I'm running tensorflow training jobs on AI Platform using the "scaleTier": "BASIC_GPU"
setting. My understanding is that this setting uses a single Tesla K80 GPU for my job.
Creating a new job while another job is already running seems to cause the newly created job to be put in a queue until the running job is finished. When I check the logs for the new job, I see this message:
This job is number 1 in the queue and requires 8.000000 CPUs and 1 K80 accelerators. The project is using 8.000000 CPUs out of 450 allowed and 1 K80 accelerators out of 0 TPU_V2_POD, 0 TPU_V3_POD, 1 K80, 1 P100, 1 V100, 4 P4, 4 T4, 8 TPU_V2, 8 TPU_V3 allowed across all regions.The project is using 8.000000 CPUs out of 20 allowed and 1 K80 accelerators out of 0 TPU_V2_POD, 0 TPU_V3_POD, 1 K80, 1 P100, 1 P4, 1 T4, 1 V100, 8 TPU_V2, 8 TPU_V3 allowed in the region us-central1.

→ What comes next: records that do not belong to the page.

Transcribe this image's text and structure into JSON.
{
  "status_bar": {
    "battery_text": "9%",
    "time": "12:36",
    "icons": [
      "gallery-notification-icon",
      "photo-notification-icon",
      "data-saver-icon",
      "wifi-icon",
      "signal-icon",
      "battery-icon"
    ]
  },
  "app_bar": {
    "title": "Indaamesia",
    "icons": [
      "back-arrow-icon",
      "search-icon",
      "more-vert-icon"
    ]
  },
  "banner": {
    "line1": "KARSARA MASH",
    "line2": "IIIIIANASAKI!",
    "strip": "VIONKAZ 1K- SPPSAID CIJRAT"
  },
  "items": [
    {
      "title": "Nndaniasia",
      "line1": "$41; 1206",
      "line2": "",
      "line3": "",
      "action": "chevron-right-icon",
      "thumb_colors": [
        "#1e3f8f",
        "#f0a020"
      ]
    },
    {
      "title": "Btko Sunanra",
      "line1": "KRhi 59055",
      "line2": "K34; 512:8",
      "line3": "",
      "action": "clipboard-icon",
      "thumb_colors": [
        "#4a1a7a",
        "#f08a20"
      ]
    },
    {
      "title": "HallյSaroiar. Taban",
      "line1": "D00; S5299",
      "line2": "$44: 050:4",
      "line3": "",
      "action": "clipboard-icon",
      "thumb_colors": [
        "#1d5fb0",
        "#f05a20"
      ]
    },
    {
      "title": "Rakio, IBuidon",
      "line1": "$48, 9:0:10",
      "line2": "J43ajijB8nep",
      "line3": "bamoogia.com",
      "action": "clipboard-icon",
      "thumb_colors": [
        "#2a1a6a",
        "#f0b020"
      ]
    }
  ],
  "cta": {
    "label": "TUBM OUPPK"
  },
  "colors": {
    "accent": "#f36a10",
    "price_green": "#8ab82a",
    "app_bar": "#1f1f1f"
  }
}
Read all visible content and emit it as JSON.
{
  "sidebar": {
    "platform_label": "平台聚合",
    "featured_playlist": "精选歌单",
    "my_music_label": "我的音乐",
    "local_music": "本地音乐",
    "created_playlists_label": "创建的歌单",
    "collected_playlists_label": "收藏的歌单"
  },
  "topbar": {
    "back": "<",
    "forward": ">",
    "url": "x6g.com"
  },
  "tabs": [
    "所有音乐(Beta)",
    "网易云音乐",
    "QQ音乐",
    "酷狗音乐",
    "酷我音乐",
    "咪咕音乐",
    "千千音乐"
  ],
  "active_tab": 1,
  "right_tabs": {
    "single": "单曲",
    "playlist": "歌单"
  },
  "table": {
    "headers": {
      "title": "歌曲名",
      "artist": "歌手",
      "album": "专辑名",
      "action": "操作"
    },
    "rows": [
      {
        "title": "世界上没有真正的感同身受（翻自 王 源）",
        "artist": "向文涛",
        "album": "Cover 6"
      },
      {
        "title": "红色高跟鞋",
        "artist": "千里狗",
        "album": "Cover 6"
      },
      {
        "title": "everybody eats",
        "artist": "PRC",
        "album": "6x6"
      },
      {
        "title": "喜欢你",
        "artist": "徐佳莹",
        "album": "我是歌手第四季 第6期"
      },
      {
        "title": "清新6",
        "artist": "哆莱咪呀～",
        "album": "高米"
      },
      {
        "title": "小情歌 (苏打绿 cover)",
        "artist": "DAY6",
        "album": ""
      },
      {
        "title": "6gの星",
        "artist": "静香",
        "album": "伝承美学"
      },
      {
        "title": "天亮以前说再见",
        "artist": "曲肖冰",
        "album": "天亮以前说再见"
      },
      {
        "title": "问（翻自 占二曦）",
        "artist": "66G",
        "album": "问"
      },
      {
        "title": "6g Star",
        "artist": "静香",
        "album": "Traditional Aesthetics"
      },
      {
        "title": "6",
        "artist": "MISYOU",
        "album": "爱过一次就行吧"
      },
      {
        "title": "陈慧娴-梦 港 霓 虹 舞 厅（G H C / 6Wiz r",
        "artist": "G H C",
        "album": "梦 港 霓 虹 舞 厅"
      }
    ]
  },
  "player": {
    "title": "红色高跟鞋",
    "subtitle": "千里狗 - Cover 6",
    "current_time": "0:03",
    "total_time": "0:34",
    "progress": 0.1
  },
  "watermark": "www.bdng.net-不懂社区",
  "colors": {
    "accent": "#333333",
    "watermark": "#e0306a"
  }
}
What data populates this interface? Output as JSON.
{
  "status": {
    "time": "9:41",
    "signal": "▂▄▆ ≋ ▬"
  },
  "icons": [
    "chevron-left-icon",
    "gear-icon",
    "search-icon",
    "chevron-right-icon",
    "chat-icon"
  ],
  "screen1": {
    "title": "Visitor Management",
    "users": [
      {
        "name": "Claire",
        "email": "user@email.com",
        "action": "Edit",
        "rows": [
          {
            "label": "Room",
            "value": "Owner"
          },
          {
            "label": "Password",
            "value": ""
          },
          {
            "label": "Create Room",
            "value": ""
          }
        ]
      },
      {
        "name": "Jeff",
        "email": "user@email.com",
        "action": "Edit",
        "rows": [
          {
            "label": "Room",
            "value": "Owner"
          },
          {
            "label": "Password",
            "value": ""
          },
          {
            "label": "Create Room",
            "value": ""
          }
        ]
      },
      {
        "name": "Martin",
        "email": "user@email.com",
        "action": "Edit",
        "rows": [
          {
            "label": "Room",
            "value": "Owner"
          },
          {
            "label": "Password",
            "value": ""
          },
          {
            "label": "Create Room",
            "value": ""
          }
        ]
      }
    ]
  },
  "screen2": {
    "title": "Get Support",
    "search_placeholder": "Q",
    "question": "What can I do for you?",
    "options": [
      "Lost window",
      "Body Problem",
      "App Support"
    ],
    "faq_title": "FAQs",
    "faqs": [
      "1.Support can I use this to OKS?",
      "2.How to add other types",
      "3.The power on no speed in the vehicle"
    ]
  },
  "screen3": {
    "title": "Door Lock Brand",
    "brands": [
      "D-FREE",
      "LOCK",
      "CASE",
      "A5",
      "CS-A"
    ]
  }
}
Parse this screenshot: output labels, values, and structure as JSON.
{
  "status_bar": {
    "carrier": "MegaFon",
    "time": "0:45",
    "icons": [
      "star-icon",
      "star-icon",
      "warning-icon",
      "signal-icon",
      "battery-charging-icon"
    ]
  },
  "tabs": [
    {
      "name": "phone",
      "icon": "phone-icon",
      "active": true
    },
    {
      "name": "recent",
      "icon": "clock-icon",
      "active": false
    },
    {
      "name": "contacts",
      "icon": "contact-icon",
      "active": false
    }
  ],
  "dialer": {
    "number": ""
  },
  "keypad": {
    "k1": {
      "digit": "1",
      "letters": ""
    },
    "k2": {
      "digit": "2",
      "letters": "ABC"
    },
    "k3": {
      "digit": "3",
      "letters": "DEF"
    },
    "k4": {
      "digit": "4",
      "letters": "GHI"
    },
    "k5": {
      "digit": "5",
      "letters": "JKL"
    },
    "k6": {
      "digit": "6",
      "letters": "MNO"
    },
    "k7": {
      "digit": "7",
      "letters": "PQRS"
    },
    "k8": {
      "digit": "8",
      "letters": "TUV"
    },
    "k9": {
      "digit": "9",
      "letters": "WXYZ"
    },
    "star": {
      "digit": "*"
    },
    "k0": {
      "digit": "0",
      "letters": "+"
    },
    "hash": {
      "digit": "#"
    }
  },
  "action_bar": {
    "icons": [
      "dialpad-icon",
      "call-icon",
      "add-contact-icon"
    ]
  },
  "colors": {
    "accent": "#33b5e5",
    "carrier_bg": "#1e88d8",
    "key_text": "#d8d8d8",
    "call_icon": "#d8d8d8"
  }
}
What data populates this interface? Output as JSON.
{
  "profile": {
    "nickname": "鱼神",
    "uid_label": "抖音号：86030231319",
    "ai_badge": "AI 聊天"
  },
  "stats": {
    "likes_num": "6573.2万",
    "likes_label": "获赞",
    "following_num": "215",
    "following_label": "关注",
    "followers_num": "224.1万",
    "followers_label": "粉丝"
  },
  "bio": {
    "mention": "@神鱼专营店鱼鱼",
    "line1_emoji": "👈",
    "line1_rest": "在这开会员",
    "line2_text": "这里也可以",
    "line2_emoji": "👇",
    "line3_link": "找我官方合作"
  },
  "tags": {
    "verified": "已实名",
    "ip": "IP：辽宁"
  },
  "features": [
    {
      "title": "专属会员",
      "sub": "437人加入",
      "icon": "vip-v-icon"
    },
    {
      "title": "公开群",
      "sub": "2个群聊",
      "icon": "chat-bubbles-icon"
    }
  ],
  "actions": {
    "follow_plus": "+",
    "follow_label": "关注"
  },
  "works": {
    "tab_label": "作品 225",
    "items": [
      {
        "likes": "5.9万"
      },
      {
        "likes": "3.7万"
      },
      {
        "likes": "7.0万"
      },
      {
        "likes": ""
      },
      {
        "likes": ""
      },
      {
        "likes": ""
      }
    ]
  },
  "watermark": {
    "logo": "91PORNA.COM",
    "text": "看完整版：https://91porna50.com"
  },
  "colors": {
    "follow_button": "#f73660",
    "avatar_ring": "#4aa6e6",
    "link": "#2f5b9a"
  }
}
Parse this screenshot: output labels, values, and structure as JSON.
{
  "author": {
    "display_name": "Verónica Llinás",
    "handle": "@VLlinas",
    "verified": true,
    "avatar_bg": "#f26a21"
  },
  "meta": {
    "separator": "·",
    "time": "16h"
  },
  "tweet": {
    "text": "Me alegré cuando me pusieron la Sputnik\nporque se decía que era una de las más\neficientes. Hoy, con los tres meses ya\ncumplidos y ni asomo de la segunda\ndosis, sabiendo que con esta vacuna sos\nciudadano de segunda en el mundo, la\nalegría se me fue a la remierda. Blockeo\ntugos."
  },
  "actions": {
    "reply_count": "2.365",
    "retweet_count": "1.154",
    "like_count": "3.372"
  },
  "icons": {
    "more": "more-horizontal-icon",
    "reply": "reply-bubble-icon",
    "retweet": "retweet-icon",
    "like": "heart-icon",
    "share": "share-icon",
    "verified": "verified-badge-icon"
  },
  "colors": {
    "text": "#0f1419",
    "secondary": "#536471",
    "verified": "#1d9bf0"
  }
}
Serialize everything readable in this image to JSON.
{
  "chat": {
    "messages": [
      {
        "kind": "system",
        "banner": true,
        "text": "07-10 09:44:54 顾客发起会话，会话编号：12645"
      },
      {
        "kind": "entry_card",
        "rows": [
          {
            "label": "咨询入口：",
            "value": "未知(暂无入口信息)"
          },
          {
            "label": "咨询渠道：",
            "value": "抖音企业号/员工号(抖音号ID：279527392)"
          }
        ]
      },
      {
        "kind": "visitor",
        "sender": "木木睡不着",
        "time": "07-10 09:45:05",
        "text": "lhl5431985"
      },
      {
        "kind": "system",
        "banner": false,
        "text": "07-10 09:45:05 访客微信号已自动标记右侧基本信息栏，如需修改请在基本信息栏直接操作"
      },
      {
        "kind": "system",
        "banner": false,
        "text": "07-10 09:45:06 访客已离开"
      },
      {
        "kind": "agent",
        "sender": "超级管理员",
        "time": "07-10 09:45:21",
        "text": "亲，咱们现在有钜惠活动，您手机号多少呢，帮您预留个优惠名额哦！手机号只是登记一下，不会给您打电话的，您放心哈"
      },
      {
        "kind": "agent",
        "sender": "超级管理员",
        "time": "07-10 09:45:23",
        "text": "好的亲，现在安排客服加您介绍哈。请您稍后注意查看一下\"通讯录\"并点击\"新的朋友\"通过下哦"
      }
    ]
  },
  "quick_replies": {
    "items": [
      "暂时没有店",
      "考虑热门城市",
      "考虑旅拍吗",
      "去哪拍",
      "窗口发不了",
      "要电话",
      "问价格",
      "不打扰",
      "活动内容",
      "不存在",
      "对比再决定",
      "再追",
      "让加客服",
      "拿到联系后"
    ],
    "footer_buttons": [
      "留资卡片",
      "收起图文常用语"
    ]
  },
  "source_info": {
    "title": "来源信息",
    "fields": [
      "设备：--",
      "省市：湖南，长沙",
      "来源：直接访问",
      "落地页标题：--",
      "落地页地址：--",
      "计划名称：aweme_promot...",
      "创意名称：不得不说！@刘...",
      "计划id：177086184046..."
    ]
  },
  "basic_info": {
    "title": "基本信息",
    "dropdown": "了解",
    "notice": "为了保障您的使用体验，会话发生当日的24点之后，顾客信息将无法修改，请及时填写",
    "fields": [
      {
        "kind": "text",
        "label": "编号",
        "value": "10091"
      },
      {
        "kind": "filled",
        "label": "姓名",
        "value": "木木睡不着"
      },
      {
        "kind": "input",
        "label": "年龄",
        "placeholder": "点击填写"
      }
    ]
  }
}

This AI Platform documentation seems to say that my project should be able to use up to 30 K80 GPUs concurrently.
Why is it that I can't even use 2 concurrently?
Do I need to do something to increase my limit to the expected 30?
For new projects, the default quota will be very low. You can request the more quota increase through this form.